Buffistas Building a Better Board
Do you have problems, concerns or recommendations about the technical side of the Phoenix? Air them here. Compliments also welcome.
To-do list
This is a "maybe it's just me" thing, but when I do Threadsuck, it takes over my whole browser, in fact makes it very hard to do anything on my computer, until it downloads the whole thing.
And my issue is, if the thing I wanted was available via a link, rather than a form submission, then I could use the Alt-Click option -- to "download to disk" rather than the "load in browser window, then save" which is what my browser so obviously hates (reading 1.5 MB web pages!).
So, I'm all about the reverse engineering.
I can figure out from the form, that the link to download Bureau from 5007 onward would implicitly be something like [link] something ]&thread_id=25&beg_post=5007&stage=submitted&keep_unread=1
But, that doesn't work. It gives me that "Fatal Error" page.
Am I causing big problems by doing this?
This is a "maybe it's just me" thing, but when I do Threadsuck, it takes over my whole browser, in fact makes it very hard to do anything on my computer, until it downloads the whole thing.
Not just you, but also not just this board. The threadsuck is a 5+MB HTML page, and Mozilla does seem to choke on it a bit for me.
I got Natter 1 threadsucked this afternoon. It took about three hours. The threadsuck itself didn't take very long, but being a perfectionist, I went through the original thread fixing all the instances of superlong URLs and superextended-hyphenated-word-sequences, so that anybody who read the threadsuck wouldn't have to side-scroll each and every one of ten thousand posts. The URLs are easy enough to find, because you can search on "http", but those frelling hyphenations are driving this archivist bonkers.
Also, I'm out of town for a week starting Saturday, so I don't know how much I'll have done by then, if that's an issue.
those frelling hyphenations are driving this archivist bonkers
What app is it you're using to search, and can it use regexes?
Because I have a regex for multiple-hyphenated phrases right here, AIFG!
Or, of course, he said coming back from the coffee machine, a regex for "any phrase over 50 chars not containing whitespace gets a linebreak at char 51" would be easy.
I was hoping you'd say something like that.
Right now I'm just doing it in a browser window. I set my preferences to download, say, a thousand posts at a time, then if my horizontal scroll bar appears, I search through that batch of posts in smaller chunks until I find the offending hyphenations. What I need to know is not only what long hyphenations there are, but also what post they're in so I can edit them.

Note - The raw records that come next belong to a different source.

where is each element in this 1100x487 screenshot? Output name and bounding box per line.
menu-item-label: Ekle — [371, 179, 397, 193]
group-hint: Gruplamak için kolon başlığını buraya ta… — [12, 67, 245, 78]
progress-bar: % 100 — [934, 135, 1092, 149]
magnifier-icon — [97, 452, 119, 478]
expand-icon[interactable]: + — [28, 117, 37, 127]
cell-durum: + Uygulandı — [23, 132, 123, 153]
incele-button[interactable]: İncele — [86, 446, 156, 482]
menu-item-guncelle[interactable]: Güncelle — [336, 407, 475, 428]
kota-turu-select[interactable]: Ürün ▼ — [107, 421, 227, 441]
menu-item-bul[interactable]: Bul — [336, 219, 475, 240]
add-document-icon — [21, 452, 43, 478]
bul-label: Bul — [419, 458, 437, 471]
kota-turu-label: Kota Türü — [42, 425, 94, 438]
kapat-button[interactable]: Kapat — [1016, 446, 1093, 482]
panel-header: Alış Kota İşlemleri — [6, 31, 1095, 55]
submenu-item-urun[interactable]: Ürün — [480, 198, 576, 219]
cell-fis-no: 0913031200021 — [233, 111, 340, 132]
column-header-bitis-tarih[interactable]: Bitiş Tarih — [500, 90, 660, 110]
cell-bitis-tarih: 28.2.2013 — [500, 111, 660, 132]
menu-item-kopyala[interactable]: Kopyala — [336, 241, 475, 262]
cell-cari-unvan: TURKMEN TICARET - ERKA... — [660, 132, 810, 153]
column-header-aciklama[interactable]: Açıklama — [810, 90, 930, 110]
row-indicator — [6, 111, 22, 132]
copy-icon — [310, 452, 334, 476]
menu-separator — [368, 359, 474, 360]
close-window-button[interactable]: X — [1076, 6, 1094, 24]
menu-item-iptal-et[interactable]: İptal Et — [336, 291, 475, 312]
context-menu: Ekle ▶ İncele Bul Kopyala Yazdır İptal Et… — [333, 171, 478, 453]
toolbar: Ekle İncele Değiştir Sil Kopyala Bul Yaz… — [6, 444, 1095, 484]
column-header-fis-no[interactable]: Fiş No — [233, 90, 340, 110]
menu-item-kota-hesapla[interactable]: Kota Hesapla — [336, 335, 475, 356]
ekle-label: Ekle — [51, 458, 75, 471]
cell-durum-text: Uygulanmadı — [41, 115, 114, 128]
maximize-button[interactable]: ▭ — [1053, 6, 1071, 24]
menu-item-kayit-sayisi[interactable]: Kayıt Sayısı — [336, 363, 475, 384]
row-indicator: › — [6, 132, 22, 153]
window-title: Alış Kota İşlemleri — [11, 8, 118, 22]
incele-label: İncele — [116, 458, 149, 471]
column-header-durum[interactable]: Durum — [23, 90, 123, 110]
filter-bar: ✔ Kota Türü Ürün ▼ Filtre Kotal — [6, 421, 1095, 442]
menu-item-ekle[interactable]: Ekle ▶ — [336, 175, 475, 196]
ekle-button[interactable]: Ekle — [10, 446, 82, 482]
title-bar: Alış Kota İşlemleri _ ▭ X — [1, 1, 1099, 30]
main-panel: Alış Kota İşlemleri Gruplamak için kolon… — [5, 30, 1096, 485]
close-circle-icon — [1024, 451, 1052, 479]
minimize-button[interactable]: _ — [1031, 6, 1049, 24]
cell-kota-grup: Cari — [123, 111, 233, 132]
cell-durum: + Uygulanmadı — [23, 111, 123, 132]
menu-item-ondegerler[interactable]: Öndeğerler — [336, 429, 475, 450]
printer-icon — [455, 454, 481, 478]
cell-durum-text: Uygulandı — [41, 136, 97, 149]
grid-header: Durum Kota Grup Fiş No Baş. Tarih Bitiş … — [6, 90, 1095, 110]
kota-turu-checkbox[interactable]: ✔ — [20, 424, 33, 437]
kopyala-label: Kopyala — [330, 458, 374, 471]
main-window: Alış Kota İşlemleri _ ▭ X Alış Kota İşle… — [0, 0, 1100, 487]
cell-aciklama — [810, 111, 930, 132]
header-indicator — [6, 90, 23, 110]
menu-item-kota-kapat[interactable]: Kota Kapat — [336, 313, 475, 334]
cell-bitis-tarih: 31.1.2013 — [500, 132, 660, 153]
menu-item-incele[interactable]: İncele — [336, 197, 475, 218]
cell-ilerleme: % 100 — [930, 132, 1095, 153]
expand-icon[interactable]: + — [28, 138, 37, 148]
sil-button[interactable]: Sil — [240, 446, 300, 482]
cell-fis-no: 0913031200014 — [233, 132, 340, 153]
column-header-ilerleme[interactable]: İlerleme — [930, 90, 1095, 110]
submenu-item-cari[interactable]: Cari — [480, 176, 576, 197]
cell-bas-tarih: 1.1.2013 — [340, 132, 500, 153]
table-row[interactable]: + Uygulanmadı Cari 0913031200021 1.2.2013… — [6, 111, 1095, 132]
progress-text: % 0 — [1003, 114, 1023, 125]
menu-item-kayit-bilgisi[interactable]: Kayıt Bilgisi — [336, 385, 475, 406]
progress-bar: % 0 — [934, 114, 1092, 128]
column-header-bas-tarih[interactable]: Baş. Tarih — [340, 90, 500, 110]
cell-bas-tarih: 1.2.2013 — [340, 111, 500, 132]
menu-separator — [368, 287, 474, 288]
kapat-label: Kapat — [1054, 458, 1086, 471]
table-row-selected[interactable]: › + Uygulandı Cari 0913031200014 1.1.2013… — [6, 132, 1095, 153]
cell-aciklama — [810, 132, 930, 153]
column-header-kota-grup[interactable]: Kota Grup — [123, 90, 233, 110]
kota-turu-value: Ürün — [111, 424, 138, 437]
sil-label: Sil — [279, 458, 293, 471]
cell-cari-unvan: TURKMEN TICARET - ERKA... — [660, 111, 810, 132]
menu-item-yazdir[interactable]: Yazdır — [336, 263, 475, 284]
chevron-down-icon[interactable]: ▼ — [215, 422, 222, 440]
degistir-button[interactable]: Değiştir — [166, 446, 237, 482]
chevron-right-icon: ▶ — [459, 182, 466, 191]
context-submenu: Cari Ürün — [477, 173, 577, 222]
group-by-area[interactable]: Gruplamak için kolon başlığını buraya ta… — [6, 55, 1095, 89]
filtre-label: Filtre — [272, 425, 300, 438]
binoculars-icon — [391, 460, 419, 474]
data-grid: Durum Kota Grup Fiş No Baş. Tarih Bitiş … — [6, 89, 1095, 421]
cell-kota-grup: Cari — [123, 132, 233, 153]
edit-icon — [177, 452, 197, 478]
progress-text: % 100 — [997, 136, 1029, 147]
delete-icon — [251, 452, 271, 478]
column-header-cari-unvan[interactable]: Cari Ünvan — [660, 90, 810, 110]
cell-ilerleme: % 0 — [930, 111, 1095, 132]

Or, of course, he said coming back from the coffee machine, a regex for "any phrase over 50 chars not containing whitespace gets a linebreak at char 51" would be easy.
Yeah, it's not always hyphenations, sometimes youjustgetwordsstrungtogetheryouknow?
I have Perl, not sure what other programs I have that would be suitable.
edit: And editing by hand is fine, because there aren't that many instances (15-20), and that way you can place the break where it makes sense.
I have Perl, not sure what other programs I have that would be suitable.
Obviously Perl would do it, but Homesite and Dreamweaver have regex support. Then there are things like Ultra-edit and whatever.
With Perl you can do it with a quick oneliner, using the -i flag.
Let me play just a little...
I'll trying and find my copy of homesite and see what the syntax is.
But, here's something you could try. From the commandline, doing this:
perl -p -i.bak -e 's/(\\S{50})/$1n/' longstrings.txt
will put a linebreak after the fiftieth character of any line of longstrings.txt which contains fifty non-whitespace characters without a break.
Of course it won't wrap it neatly at the nearest hyphen, and it doesn't fix lines with more than 100 chars in a row, (run it twice!) but it's better than nothing.
Oh and it makes a backup file of course, called longstrings.txt.bak -- Perl, is there anything it
can't
do?
The code for "a pattern of fifty non-spaces in a row" in Homesite is the very beautiful:
([^[:space:]]{50})
so if you choose "extended Replace", check the Regular Expressions box then replace the above code with
\\1
followed by a return, that will hard-wrap, in a rather brutal way, all 50-character strings, putting a line break after char 50.